Le paradoxe de Paul est bien d’avoir – en tant que juif – annoncé à des non-juifs la grâce extraordinaire pour l’humanité que représente la Voie ouverte par Jésus, ce rabbi dont le message s’élargit à l’universel.

Et l’épître aux Romains nous laisse de la part de Paul, rabbi Schaoul, un témoignage incontournable : Israël reste à jamais dans le cœur aimant de Dieu, quoi qu’il arrive.

Il est vrai qu’Israël, le « qehal », est la seule assemblée convoquée à pouvoir porter, strictement parlant, le titre de « peuple de Dieu », et cela pour toujours, quelle que soit sa posture spirituelle d’hier ou d’aujourd’hui (accueil ou rejet de l’un de ses porte-parole les plus remarquables, nommé Jésus).

L’Eglise qui tire sa dignité d’Israël ne peut rien s’octroyer par elle-même.
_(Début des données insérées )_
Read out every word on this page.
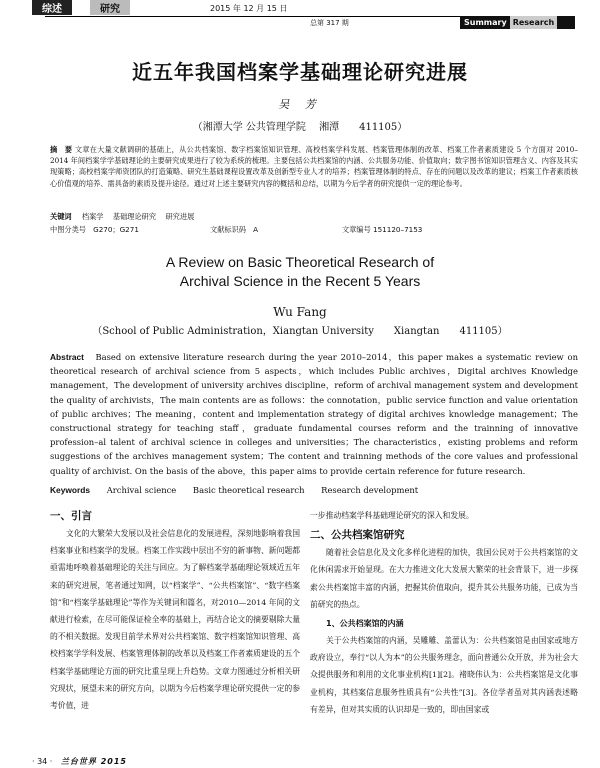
综述	研究	2015 年 12 月 15 日
总第 317 期	Summary Research
近五年我国档案学基础理论研究进展
吴 芳
（湘潭大学 公共管理学院　 湘潭　　411105）
摘　要 文章在大量文献调研的基础上，从公共档案馆、数字档案馆知识管理、高校档案学科发展、档案管理体制的改革、档案工作者素质建设 5 个方面对 2010–2014 年间档案学学基础理论的主要研究成果进行了较为系统的梳理。主要包括公共档案馆的内涵、公共服务功能、价值取向；数字图书馆知识管理含义、内容及其实现策略；高校档案学师资团队的打造策略、研究生基础课程设置改革及创新型专业人才的培养；档案管理体制的特点、存在的问题以及改革的建议；档案工作者素质核心价值观的培养、需具备的素质及提升途径。通过对上述主要研究内容的概括和总结，以期为今后学者的研究提供一定的理论参考。
关键词 档案学　 基础理论研究　 研究进展
中图分类号　G270；G271	文献标识码　A	文章编号 151120–7153
A Review on Basic Theoretical Research of
Archival Science in the Recent 5 Years
Wu Fang
（School of Public Administration，Xiangtan University　　Xiangtan　　411105）
Abstract Based on extensive literature research during the year 2010–2014，this paper makes a systematic review on theoretical research of archival science from 5 aspects，which includes Public archives，Digital archives Knowledge management，The development of university archives discipline，reform of archival management system and development the quality of archivists，The main contents are as follows：the connotation，public service function and value orientation of public archives；The meaning，content and implementation strategy of digital archives knowledge management；The constructional strategy for teaching staff，graduate fundamental courses reform and the trainning of innovative profession–al talent of archival science in colleges and universities；The characteristics，existing problems and reform suggestions of the archives management system；The content and trainning methods of the core values and professional quality of archivist. On the basis of the above，this paper aims to provide certain reference for future research.
Keywords Archival science Basic theoretical research Research development

一、引言

文化的大繁荣大发展以及社会信息化的发展进程，深刻地影响着我国档案事业和档案学的发展。档案工作实践中层出不穷的新事物、新问题都亟需地呼唤着基础理论的关注与回应。为了解档案学基础理论领域近五年来的研究进展，笔者通过知网，以“档案学”、“公共档案馆”、“数字档案馆”和“档案学基础理论”等作为关键词和篇名，对2010—2014 年间的文献进行检索，在尽可能保证检全率的基础上，再结合论文的摘要剔除大量的不相关数据。发现目前学术界对公共档案馆、数字档案馆知识管理、高校档案学学科发展、档案管理体制的改革以及档案工作者素质建设的五个档案学基础理论方面的研究比重呈现上升趋势。文章力图通过分析相关研究现状，展望未来的研究方向，以期为今后档案学理论研究提供一定的参考价值，进

一步推动档案学科基础理论研究的深入和发展。

二、公共档案馆研究

随着社会信息化及文化多样化进程的加快，我国公民对于公共档案馆的文化休闲需求开始显现。在大力推进文化大发展大繁荣的社会背景下，进一步探索公共档案馆丰富的内涵，把握其价值取向，提升其公共服务功能，已成为当前研究的热点。

1、公共档案馆的内涵

关于公共档案馆的内涵，吴雕雕、盖蕾认为：公共档案馆是由国家或地方政府设立，奉行“以人为本”的公共服务理念，面向普通公众开放，并为社会大众提供服务和利用的文化事业机构[1][2]。褚晓伟认为：公共档案馆是文化事业机构，其档案信息服务性质具有“公共性”[3]。各位学者虽对其内涵表述略有差异，但对其实质的认识却是一致的，即由国家或

· 34 · 兰台世界 2015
Elle ne peut aucunement capter à son profit l’héritage reçu, elle peut en bénéficier seulement comme « assemblée associée » au peuple originellement convoqué, qu’elle ne saurait « remplacer » d’une manière ou d’une autre. « Ce n’est pas toi qui portes la racine, c’est la racine qui te porte ! » Rom. 11.18

On touche là au mystère du salut : Israël reste irremplaçable, mais en Jésus le salut est partagé avec d’autres. Isaïe voit sa vision universelle s’exaucer.

Si Paul était devenu « chrétien » au sens sociologique des siècles d’antijudaïsme (où régnaient les errements de la « substitution » et du « déicide »), il n’aurait jamais écrit dans les termes qui sont les siens. Reniant les fondements de sa foi, il aurait approuvé la disqualification d’Israël et aurait formulé dès lors l’abrogation de toute spiritualité juive dans une nouvelle religion. C’est ce que tentera Marcion au 2ème siècle, sans succès, mais non sans conséquences malheureuses.
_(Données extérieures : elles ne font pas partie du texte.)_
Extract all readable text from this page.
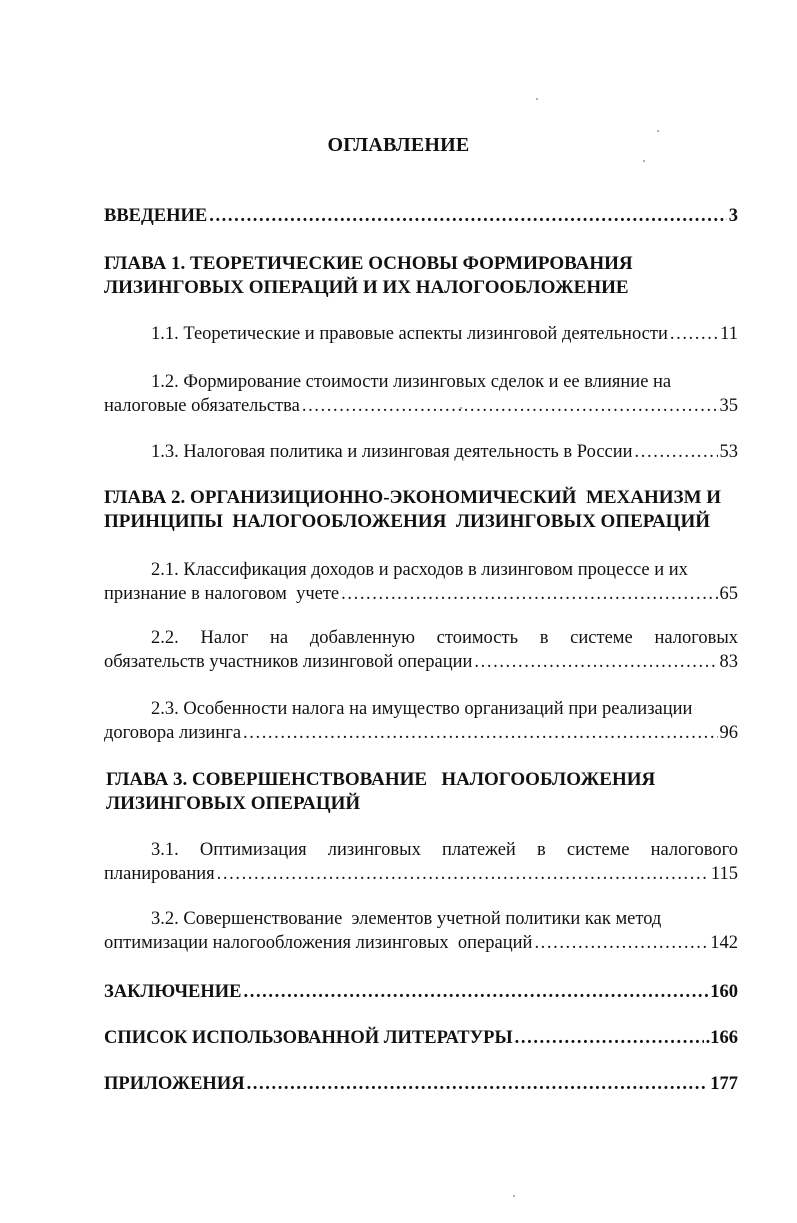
ОГЛАВЛЕНИЕ
ВВЕДЕНИЕ .....	3
ГЛАВА 1. ТЕОРЕТИЧЕСКИЕ ОСНОВЫ ФОРМИРОВАНИЯ
ЛИЗИНГОВЫХ ОПЕРАЦИЙ И ИХ НАЛОГООБЛОЖЕНИЕ
1.1. Теоретические и правовые аспекты лизинговой деятельности .....	11
1.2. Формирование стоимости лизинговых сделок и ее влияние на
налоговые обязательства .....	35
1.3. Налоговая политика и лизинговая деятельность в России .....	53
ГЛАВА 2. ОРГАНИЗИЦИОННО-ЭКОНОМИЧЕСКИЙ  МЕХАНИЗМ И
ПРИНЦИПЫ  НАЛОГООБЛОЖЕНИЯ  ЛИЗИНГОВЫХ ОПЕРАЦИЙ
2.1. Классификация доходов и расходов в лизинговом процессе и их
признание в налоговом  учете .....	65
2.2. Налог на добавленную стоимость в системе налоговых
обязательств участников лизинговой операции .....	83
2.3. Особенности налога на имущество организаций при реализации
договора лизинга .....	96
ГЛАВА 3. СОВЕРШЕНСТВОВАНИЕ   НАЛОГООБЛОЖЕНИЯ
ЛИЗИНГОВЫХ ОПЕРАЦИЙ
3.1. Оптимизация лизинговых платежей в системе налогового
планирования .....	115
3.2. Совершенствование  элементов учетной политики как метод
оптимизации налогообложения лизинговых  операций .....	142
ЗАКЛЮЧЕНИЕ .....	160
СПИСОК ИСПОЛЬЗОВАННОЙ ЛИТЕРАТУРЫ .....	.166
ПРИЛОЖЕНИЯ .....	177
Or Paul ne se présente pas comme « ancien juif devenu autre chose ». Il reste – comme d’ailleurs son Maître Yeshua – totalement fidèle à sa Tradition, même s’il relativise l’interprétation de certaines observances de la Loi pour développer sa théologie de la justification par la gratuité de l’Amour. Il le fait par souci d’accueil des sympathisants du judaïsme, et dans la conviction que la barrière entre juifs et non juifs est désormais dépassée. L’amour salvateur, venant de Dieu, est pour Paul destiné généreusement à tous les êtres humains. Nous restons sur le terrain de l’Alliance et du Dieu Unique.
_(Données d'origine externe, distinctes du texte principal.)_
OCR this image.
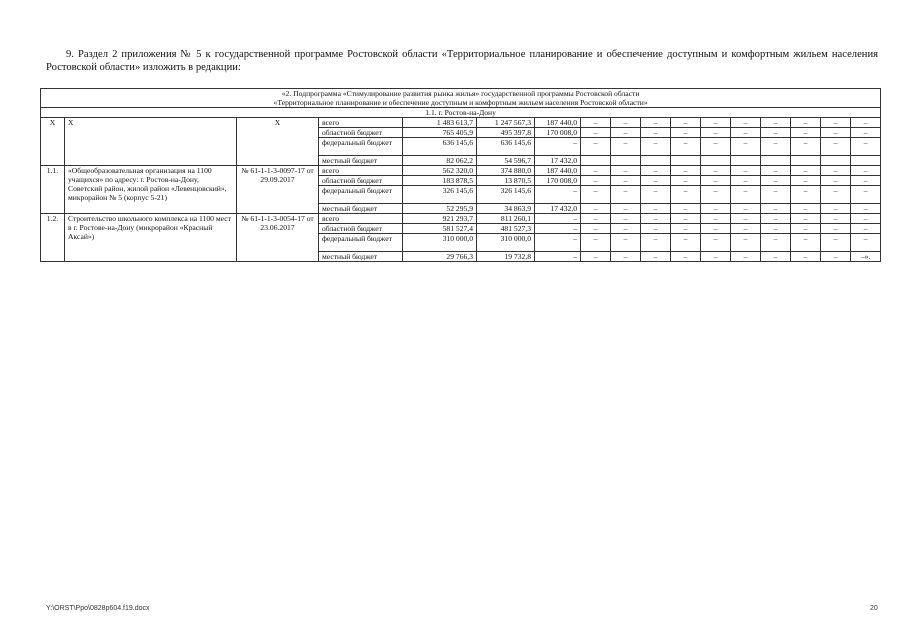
9. Раздел 2 приложения № 5 к государственной программе Ростовской области «Территориальное планирование и обеспечение доступным и комфортным жильем населения Ростовской области» изложить в редакции:
«2. Подпрограмма «Стимулирование развития рынка жилья» государственной программы Ростовской области
«Территориальное планирование и обеспечение доступным и комфортным жильем населения Ростовской области»																

1.1. г. Ростов-на-Дону																
Х	Х	Х	всего	1 483 613,7	1 247 567,3	187 440,0	–	–	–	–	–	–	–	–	–	–
			областной бюджет	765 405,9	495 397,8	170 008,0	–	–	–	–	–	–	–	–	–	–
			федеральный бюджет	636 145,6	636 145,6	–	–	–	–	–	–	–	–	–	–	–
			местный бюджет	82 062,2	54 596,7	17 432,0										
1.1.	«Общеобразовательная организация на 1100 учащихся» по адресу: г. Ростов-на-Дону, Советский район, жилой район «Левенцовский», микрорайон № 5 (корпус 5-21)	№ 61-1-1-3-0097-17 от 29.09.2017	всего	562 320,0	374 880,0	187 440,0	–	–	–	–	–	–	–	–	–	–
			областной бюджет	183 878,5	13 870,5	170 008,0	–	–	–	–	–	–	–	–	–	–
			федеральный бюджет	326 145,6	326 145,6	–	–	–	–	–	–	–	–	–	–	–
			местный бюджет	52 295,9	34 863,9	17 432,0	–	–	–	–	–	–	–	–	–	–
1.2.	Строительство школьного комплекса на 1100 мест в г. Ростове-на-Дону (микрорайон «Красный Аксай»)	№ 61-1-1-3-0054-17 от 23.06.2017	всего	921 293,7	811 260,1	–	–	–	–	–	–	–	–	–	–	–
			областной бюджет	581 527,4	481 527,3	–	–	–	–	–	–	–	–	–	–	–
			федеральный бюджет	310 000,0	310 000,0	–	–	–	–	–	–	–	–	–	–	–
			местный бюджет	29 766,3	19 732,8	–	–	–	–	–	–	–	–	–	–	–».
Y:\ORST\Ppo\0828p604.f19.docx	20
Paul anime donc une mouvance à l’intérieur du judaïsme pluriel de son époque, c’est un colosse de la foi biblique, un pédagogue de la transmission du message. Un homme à redécouvrir, tant par les juifs que par les chrétiens, car sa pensée est un pont vers une acceptation mutuelle dans les différences de nos traditions.

Après le chemin parcouru depuis Nostra Aetate, et dans le lien vital à l’Ecriture, il nous faut assumer sereinement le fait d’appartenir à deux courants différents de la même Alliance ; ce qui ne devrait plus jamais nous priver d’enrichissements spirituels réciproques.